# 詞神林夕養成計畫(pytorch)

![md_images](../Images/charrnn.png)

In [1]:
import os
import io
import sys
import math
import codecs
import numpy as np
import random
import time
import torch
import torch.nn as nn
from torch.autograd import Variable

use_cuda=True


In [2]:
with io.open('lingxi.txt', encoding='utf-8-sig') as f:
    corpus = list(f.read().lower())
print('corpus length:', len(corpus))



corpus length: 52647


In [3]:

#把每個字去重複
chars = sorted(list(set(corpus)))
print('total chars:', len(chars))
char_indices = dict((c, i) for i, c in enumerate(chars))
indices_char = dict((i, c) for i, c in enumerate(chars))

total chars: 2114


In [4]:

n_seqs, n_steps = 16, 32
curr_idx = 0
text=corpus[curr_idx:curr_idx+n_seqs* n_steps*100]

encoded = np.array([char_indices[ch] for ch in text])
def one_hot_encode(arr, n_labels):
    one_hot = np.zeros((np.multiply(*arr.shape), n_labels), dtype=np.float32)
    one_hot[np.arange(one_hot.shape[0]), arr.flatten()] = 1.
    one_hot = one_hot.reshape((*arr.shape, n_labels))
    return one_hot


def get_batches(arr, n_seqs, n_steps):
    '''Create a generator that returns mini-batches of size
       n_seqs x n_steps from arr.
    '''
    batch_size = n_seqs * n_steps
    n_batches = len(arr)//batch_size

    # Keep only enough characters to make full batches
    arr = arr[:n_batches * batch_size]
    # Reshape into n_seqs rows
    arr = arr.reshape((n_seqs, -1))

    for n in range(0, arr.shape[1], n_steps):
        # The features
        x = arr[:, n:n+n_steps]
        # The targets, shifted by one
        y = np.zeros_like(x)
        try:
            y[:, :-1], y[:, -1] = x[:, 1:], arr[:, n+n_steps]
        except IndexError:
            y[:, :-1], y[:, -1] = x[:, 1:], arr[:, 0]
        yield x, y

In [5]:

class CharRNN(nn.Module):
    def __init__(self, vocabs, n_steps=100, n_hidden=256, n_layers=2,
                 drop_prob=0.5, lr=0.001):
        super().__init__()
        self.drop_prob = drop_prob
        self.n_layers = n_layers
        self.n_hidden = n_hidden
        self.lr = lr

        self.vocabs = vocabs
        self.idx2char = dict(enumerate(self.vocabs))
        self.char2idx = {ch: ii for ii, ch in self.idx2char.items()}

        self.dropout = nn.Dropout(drop_prob)
        self.lstm = nn.LSTM(len(self.vocabs), n_hidden, n_layers,
                            dropout=drop_prob, batch_first=True)
        self.fc = nn.Linear(n_hidden, len(self.vocabs))

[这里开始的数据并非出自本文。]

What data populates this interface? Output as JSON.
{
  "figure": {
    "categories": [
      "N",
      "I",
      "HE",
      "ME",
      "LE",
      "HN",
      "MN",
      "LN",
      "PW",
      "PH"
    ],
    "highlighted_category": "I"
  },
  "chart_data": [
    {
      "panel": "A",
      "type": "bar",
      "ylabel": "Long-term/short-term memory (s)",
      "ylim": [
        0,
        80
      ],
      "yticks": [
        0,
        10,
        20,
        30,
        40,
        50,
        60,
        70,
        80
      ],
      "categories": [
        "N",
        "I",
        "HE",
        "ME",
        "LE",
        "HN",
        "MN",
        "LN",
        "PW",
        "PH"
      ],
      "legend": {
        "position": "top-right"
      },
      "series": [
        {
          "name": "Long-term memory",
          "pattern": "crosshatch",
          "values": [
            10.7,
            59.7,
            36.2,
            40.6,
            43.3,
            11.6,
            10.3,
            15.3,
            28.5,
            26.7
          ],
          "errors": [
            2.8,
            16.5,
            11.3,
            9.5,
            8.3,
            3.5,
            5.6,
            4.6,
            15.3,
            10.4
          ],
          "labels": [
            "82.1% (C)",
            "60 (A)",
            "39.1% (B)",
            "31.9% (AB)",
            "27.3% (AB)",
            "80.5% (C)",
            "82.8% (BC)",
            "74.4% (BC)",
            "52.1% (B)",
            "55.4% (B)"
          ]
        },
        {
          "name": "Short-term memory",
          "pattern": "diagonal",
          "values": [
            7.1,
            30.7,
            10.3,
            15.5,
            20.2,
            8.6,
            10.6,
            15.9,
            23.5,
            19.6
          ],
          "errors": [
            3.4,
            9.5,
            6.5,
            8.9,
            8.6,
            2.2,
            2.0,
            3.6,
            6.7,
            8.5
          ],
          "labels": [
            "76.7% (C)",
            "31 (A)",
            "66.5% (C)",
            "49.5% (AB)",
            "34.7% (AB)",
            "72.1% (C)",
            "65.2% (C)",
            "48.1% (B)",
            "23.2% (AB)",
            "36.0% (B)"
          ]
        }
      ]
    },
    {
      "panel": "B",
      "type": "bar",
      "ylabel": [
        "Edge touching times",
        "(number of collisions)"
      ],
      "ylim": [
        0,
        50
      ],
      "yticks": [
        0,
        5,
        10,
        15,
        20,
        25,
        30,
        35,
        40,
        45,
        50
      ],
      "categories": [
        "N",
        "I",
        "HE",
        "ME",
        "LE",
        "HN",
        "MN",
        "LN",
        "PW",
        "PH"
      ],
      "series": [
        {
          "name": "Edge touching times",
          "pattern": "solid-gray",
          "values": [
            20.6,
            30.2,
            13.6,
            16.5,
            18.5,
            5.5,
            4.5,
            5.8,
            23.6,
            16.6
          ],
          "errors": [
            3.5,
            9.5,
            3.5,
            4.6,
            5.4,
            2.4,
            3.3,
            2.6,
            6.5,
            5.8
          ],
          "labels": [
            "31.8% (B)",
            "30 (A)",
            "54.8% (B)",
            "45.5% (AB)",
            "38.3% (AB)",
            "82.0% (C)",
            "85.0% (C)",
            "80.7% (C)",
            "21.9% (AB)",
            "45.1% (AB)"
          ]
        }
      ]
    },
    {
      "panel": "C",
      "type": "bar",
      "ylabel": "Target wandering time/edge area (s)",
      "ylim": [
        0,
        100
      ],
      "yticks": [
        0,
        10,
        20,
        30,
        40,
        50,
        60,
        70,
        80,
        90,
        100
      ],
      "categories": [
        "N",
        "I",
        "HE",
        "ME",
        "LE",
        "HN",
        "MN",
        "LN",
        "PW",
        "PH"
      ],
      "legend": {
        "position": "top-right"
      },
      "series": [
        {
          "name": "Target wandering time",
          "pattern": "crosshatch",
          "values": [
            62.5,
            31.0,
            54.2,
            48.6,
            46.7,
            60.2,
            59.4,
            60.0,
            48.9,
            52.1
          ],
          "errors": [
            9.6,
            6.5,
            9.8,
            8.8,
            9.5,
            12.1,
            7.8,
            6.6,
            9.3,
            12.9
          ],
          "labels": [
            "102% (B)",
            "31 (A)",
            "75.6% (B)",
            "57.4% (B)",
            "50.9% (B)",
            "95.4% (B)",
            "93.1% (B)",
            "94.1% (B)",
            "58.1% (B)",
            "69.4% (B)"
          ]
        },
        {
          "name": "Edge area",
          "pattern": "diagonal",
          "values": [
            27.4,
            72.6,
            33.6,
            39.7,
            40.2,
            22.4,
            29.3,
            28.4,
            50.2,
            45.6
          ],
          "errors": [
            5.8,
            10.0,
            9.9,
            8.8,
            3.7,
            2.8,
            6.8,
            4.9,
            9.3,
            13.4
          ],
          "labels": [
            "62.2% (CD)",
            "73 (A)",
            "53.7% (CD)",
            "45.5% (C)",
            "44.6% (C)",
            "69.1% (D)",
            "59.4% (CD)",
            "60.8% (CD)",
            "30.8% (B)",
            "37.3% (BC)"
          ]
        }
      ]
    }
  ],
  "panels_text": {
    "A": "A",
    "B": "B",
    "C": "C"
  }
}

        self.init_weights()

    def forward(self, x, hc):
        x, (h, c) = self.lstm(x, hc)
        x = self.dropout(x)

        x = x.view(x.size()[0] * x.size()[1], self.n_hidden)

        x = self.fc(x)

        return x, (h, c)

    def predict(self, char, h=None, cuda=False, top_k=None):
        ''' 输入一个字去预测下一个字
            回传预测的字以及隐状态
        '''
        if cuda:
            self.cuda()
        else:
            self.cpu()

        if h is None:
            h = self.init_hidden(1)

        x = np.array([[self.char2idx[char]]])
        x = one_hot_encode(x, len(self.vocabs))
        inputs = Variable(t.from_numpy(x), volatile=True)
        if cuda:
            inputs = inputs.cuda()

        h = tuple([Variable(each.data, volatile=True) for each in h])
        out, h = self.forward(inputs, h)

        p = nn.softmax(out).data
        if cuda:
            p = p.cpu()

        if top_k is None:
            top_ch = np.arange(len(self.vocabs))
        else:
            p, top_ch = p.topk(top_k)
            top_ch = top_ch.numpy().squeeze()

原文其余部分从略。